Clive Palmer in court to try and prevent asset freeze

QUEENSLAND Nickel's taxpayer-funded liquidators want to adjourn an application to freeze Clive Palmer's assets, to go through more than 3000 pages of documentation lodged in the past two days.

But Mr Palmer and the legal team for his companies QNI Resources and QNI Metals are ready to proceed today.

Dominic O'Sullivan QC, acting for QNI Resources and QNI Metals, said the application to freeze assets had "almost no prospect for success" and should be heard now as the liquidators' allegations were affecting the reputations of the respondents.

"We're ready to proceed today and we would like it determined sooner rather than later," he said.

But Justice John Bond questioned what merit there was in making the liquidators proceed without the full picture after Mr Palmer's lawyers lodged more than 3000 pages of documentation in the last two days.

"How's that going to help me?," he asked.

Clive Palmer is at Brisbane Supreme Court defending his assets from being frozen by the government liquidator. Picture: Liam Kidston
Clive Palmer is at Brisbane Supreme Court defending his assets from being frozen by the government liquidator. Picture: Liam Kidston

Justice Bond adjourned until after 2pm to find out when he can re-list the application.

He originally said he would not have time until November.

Liquidators PPB Advisory - appointed by the Federal Government in 2016 - want to freeze the assets while they mount a multimillion-dollar court case against Mr Palmer, his companies and other people, including Palmer's globetrotting nephew Clive Mensink.

Justice John Bond will hear the application to freeze Mr Palmer's assets in the Supreme Court on Wednesday.

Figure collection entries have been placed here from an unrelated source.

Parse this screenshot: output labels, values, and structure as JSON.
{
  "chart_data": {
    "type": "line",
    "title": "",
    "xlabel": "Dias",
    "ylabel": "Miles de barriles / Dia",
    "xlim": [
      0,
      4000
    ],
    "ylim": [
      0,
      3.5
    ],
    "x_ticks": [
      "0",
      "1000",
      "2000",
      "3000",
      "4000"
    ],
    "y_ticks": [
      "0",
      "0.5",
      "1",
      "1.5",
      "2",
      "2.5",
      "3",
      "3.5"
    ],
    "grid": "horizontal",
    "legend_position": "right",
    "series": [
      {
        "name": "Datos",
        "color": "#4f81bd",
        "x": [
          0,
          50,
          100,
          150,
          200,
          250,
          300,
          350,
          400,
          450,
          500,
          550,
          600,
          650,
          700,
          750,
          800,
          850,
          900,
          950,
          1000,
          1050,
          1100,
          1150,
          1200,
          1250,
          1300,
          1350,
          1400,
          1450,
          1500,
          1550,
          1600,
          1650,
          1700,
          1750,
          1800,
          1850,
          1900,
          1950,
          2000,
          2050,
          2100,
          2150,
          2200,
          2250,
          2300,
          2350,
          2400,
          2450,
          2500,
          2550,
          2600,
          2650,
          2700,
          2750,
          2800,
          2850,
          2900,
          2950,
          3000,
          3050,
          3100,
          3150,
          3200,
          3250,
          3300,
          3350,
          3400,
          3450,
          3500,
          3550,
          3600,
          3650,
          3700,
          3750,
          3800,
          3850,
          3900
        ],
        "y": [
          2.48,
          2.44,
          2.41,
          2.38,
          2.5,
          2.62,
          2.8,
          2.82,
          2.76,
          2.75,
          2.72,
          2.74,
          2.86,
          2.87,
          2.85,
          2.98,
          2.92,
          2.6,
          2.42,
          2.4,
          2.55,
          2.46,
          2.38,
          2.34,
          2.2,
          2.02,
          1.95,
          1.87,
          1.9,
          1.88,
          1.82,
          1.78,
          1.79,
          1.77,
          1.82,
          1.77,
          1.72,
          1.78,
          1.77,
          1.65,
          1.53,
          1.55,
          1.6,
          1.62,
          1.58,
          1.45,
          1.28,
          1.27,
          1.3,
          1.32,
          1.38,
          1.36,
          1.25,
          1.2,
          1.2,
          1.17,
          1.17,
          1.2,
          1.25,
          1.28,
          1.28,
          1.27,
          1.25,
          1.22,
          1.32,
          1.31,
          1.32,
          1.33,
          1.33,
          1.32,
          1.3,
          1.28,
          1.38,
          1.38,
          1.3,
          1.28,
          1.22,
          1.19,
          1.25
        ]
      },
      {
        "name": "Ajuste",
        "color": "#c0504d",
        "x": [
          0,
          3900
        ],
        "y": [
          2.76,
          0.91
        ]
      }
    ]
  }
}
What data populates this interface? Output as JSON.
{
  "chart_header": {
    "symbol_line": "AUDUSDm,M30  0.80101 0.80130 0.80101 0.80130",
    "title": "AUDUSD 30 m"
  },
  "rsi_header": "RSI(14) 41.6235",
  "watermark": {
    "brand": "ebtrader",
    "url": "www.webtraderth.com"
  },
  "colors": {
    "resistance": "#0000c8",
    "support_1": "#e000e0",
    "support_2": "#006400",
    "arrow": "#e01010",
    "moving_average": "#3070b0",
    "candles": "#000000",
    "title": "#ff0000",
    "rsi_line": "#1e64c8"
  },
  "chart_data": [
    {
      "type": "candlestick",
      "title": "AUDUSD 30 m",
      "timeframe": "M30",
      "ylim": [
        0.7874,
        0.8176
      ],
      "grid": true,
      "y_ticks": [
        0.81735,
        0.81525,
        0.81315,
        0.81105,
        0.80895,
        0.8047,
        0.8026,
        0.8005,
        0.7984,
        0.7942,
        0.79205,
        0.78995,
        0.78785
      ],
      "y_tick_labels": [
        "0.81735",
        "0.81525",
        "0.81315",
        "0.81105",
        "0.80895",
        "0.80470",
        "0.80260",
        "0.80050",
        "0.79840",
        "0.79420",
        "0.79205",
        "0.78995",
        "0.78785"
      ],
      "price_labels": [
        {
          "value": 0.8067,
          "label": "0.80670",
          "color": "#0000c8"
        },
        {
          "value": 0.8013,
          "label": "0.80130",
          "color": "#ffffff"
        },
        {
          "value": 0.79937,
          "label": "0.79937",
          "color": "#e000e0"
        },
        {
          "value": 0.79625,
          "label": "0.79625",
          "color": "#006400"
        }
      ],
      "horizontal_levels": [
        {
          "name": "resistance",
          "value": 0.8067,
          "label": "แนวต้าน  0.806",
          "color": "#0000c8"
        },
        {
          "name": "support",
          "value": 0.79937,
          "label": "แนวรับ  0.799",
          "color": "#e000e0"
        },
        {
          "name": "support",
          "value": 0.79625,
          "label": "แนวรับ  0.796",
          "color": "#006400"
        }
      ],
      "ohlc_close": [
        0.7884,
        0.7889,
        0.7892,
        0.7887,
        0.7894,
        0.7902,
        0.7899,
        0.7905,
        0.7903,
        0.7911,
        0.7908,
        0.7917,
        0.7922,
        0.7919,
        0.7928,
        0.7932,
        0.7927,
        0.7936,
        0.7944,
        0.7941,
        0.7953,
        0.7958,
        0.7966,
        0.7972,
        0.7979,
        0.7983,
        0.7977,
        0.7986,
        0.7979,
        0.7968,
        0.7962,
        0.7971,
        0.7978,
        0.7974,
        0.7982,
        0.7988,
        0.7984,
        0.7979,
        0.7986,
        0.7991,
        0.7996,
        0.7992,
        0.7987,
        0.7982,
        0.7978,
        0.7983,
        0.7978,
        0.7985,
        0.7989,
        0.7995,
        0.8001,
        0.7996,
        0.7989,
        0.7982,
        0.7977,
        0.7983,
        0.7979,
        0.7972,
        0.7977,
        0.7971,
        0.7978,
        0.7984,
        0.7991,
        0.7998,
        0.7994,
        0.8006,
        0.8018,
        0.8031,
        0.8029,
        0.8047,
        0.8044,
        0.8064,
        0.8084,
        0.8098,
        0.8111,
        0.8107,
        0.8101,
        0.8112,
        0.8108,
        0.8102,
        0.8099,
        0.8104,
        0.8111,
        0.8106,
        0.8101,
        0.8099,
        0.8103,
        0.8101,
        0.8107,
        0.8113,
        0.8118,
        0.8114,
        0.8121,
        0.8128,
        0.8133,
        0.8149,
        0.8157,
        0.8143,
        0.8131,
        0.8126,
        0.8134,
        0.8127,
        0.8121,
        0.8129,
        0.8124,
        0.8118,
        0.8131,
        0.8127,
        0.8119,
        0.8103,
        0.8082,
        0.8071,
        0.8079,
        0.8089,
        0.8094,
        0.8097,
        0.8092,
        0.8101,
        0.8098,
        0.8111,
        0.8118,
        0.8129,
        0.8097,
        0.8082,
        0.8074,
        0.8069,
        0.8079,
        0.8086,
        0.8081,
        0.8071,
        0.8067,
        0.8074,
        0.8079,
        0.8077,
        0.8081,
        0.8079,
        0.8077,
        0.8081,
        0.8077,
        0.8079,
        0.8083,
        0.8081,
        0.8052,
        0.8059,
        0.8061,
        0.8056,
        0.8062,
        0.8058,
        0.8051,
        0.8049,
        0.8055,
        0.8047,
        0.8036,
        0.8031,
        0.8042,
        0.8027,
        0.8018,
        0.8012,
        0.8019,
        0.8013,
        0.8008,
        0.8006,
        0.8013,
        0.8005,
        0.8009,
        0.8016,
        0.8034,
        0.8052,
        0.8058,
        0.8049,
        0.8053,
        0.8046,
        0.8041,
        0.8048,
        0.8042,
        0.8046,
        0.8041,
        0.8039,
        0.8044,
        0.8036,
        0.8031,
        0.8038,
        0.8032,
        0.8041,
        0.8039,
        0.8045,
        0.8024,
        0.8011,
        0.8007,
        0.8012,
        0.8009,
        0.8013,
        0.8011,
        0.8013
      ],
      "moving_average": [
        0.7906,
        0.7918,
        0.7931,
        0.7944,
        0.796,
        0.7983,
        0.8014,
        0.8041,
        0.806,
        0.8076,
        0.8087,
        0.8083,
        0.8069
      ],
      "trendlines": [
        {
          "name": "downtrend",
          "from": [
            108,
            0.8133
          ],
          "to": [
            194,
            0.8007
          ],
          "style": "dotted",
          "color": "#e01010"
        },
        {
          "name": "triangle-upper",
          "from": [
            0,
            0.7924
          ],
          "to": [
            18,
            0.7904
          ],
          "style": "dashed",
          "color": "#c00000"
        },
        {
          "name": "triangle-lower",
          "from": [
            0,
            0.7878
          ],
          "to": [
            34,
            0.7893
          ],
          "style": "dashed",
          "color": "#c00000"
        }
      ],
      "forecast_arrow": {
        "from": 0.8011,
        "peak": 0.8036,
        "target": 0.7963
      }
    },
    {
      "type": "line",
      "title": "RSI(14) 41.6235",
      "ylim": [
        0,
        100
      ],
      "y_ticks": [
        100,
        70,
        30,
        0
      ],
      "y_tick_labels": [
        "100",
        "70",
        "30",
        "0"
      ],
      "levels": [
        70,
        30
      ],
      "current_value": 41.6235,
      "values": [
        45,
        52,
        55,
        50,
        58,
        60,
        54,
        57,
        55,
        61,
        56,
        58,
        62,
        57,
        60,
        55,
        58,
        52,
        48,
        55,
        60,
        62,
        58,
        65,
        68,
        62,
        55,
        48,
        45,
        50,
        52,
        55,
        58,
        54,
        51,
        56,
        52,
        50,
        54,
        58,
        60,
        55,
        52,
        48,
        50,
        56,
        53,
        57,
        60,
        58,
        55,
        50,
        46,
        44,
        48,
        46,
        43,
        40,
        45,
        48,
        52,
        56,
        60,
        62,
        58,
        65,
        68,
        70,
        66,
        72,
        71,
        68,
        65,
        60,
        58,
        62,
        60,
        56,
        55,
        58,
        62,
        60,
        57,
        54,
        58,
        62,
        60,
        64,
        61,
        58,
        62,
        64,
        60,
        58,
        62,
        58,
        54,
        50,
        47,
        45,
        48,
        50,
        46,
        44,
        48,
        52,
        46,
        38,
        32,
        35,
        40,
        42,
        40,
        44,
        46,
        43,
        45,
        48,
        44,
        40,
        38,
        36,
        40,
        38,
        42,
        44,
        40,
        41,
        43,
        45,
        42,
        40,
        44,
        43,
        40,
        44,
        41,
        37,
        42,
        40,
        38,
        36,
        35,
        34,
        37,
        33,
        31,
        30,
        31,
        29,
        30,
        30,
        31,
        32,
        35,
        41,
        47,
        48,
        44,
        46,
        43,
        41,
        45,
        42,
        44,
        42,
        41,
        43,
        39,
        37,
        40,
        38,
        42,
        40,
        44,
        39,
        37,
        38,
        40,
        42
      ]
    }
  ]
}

Mr Palmer has argued that the freezing of his assets would negatively impact his other companies, including his flagship business Mineralogy.

He also said it would cost Queenslanders jobs.

Queensland Nickel collapsed in 2016 with $300 million in debts and about 800 jobs were lost.

PPB Advisory is alleging Mr Palmer and Mr Mensink breached their duties as directors of the company and traded while insolvent.